Eines Abends musste er im 137.Ring etwas erledigen. Hier war er noch nie gewesen. Auf dem Rückweg verfehlte er die Richtung zum Lift und verlief sich in abgelegene Gänge.

Plötzlich erblickte er einen Laden. Eine Fleischerei!

Kein Anreiz für ihn, den Pflanzenköstler. Wenn er trotzdem stehenblieb, dann wegen der Fleischermamsell hinter dem Ladentisch.

Es war ein junges Mädchen, so schön, wie er noch nie eines gesehen hatte. Unsagbar zart und graziös, einem Traumwesen gleich, bewegte sie sich fast schwerelos zwischen Kalbshaxen und Würsten. Ihr Antlitz umrahmte kupferfarbenes Haar. Es funkelte wie Sternenlicht in klaren Winternächten und legte sich um einen Marmorhals vom Schimmer des bleichen Neptuns. So sah es Adam.

Gewiss, das schreckliche Fleischerhandwerk musste Menschen überlassen bleiben, bedachte er. Roboter dürften es wohl nicht ausüben, es hätte ihnen die Achtung vor dem Lebenden genommen, sie sozusagen demoralisiert. Wie aber kam dieses Geschöpf dazu?

Einem unerklärlichen Zwange folgend, betrat er den Laden. Es waren nur wenige Leute darin. Er beachtete sie nicht, starrte das Mädchen an.

Als er schließlich an der Reihe war, sah sie zu ihm auf. Welche Augen! Meergrün, unergründlich und lockend. Oder bloß fragend, seinen Kaufwunsch erwartend? Nein, sie blickte wie eine … natürlich, wie eine Nixe! Es gab solche männerbetörenden Wesen, sie lebten irgendwo in der Tiefe des Alls, erinnerte sich Adam. Er hatte es gelesen. Das Herz schlug ihm bis zum Hals. Sollte dieses Mädchen …?

Er zwang sich zur Ruhe und konnte doch nur stammeln: „Bitte, ein Stück von … dem da.“

Die Nixe nickte, griff zum Beil und hieb ein Kotelett herunter. Wie die blitzende Schneide in den Knochen fuhr, war es Adam, als spüre er einen heftigen Schlag im Genick.

„Darf’s etwas mehr sein?“, fragte sie, auf das Beil gestützt.

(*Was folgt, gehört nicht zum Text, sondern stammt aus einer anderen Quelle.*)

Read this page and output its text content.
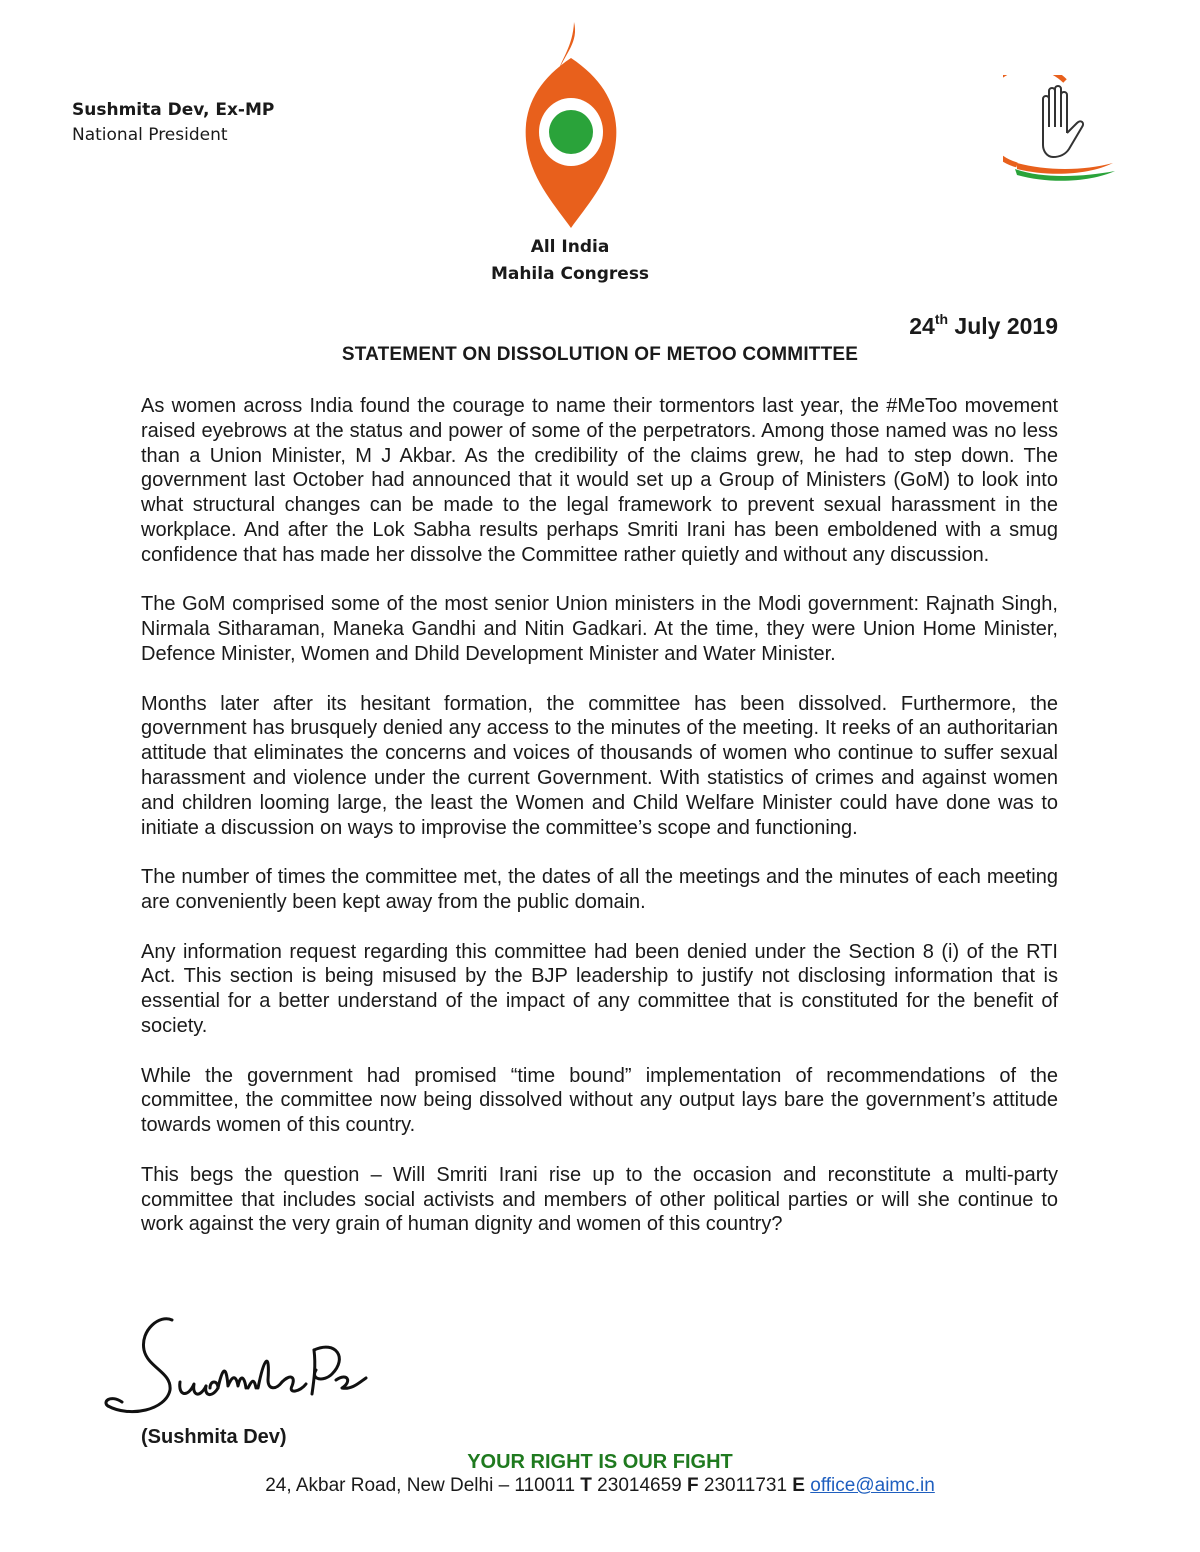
Sushmita Dev, Ex-MP
National President
All India
Mahila Congress
24th July 2019
STATEMENT ON DISSOLUTION OF METOO COMMITTEE

As women across India found the courage to name their tormentors last year, the #MeToo movement raised eyebrows at the status and power of some of the perpetrators. Among those named was no less than a Union Minister, M J Akbar. As the credibility of the claims grew, he had to step down. The government last October had announced that it would set up a Group of Ministers (GoM) to look into what structural changes can be made to the legal framework to prevent sexual harassment in the workplace. And after the Lok Sabha results perhaps Smriti Irani has been emboldened with a smug confidence that has made her dissolve the Committee rather quietly and without any discussion.

The GoM comprised some of the most senior Union ministers in the Modi government: Rajnath Singh, Nirmala Sitharaman, Maneka Gandhi and Nitin Gadkari. At the time, they were Union Home Minister, Defence Minister, Women and Dhild Development Minister and Water Minister.

Months later after its hesitant formation, the committee has been dissolved. Furthermore, the government has brusquely denied any access to the minutes of the meeting. It reeks of an authoritarian attitude that eliminates the concerns and voices of thousands of women who continue to suffer sexual harassment and violence under the current Government. With statistics of crimes and against women and children looming large, the least the Women and Child Welfare Minister could have done was to initiate a discussion on ways to improvise the committee’s scope and functioning.

The number of times the committee met, the dates of all the meetings and the minutes of each meeting are conveniently been kept away from the public domain.

Any information request regarding this committee had been denied under the Section 8 (i) of the RTI Act. This section is being misused by the BJP leadership to justify not disclosing information that is essential for a better understand of the impact of any committee that is constituted for the benefit of society.

While the government had promised “time bound” implementation of recommendations of the committee, the committee now being dissolved without any output lays bare the government’s attitude towards women of this country.

This begs the question – Will Smriti Irani rise up to the occasion and reconstitute a multi-party committee that includes social activists and members of other political parties or will she continue to work against the very grain of human dignity and women of this country?

(Sushmita Dev)
YOUR RIGHT IS OUR FIGHT
24, Akbar Road, New Delhi – 110011 T 23014659 F 23011731 E office@aimc.in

Er vernahm nur verführerischen Gesang aus weiter Ferne, unwiderstehlichen Nixengesang.

Geduldig wartete sie, bis er aus dem Meergrün wieder aufgetaucht war. Zustimmend senkte er den Kopf. Das Päckchen mit dem schauderhaften Inhalt in der Hand, verließ er benommen den Laden.

In seiner Wohnung dachte er über das Erlebnis nach. Nixe mit einem Hackebeil – unfassbar, unmöglich! War alles Halluzination gewesen, das Mädchen, der Laden? Aber nein, da lag das Päckchen.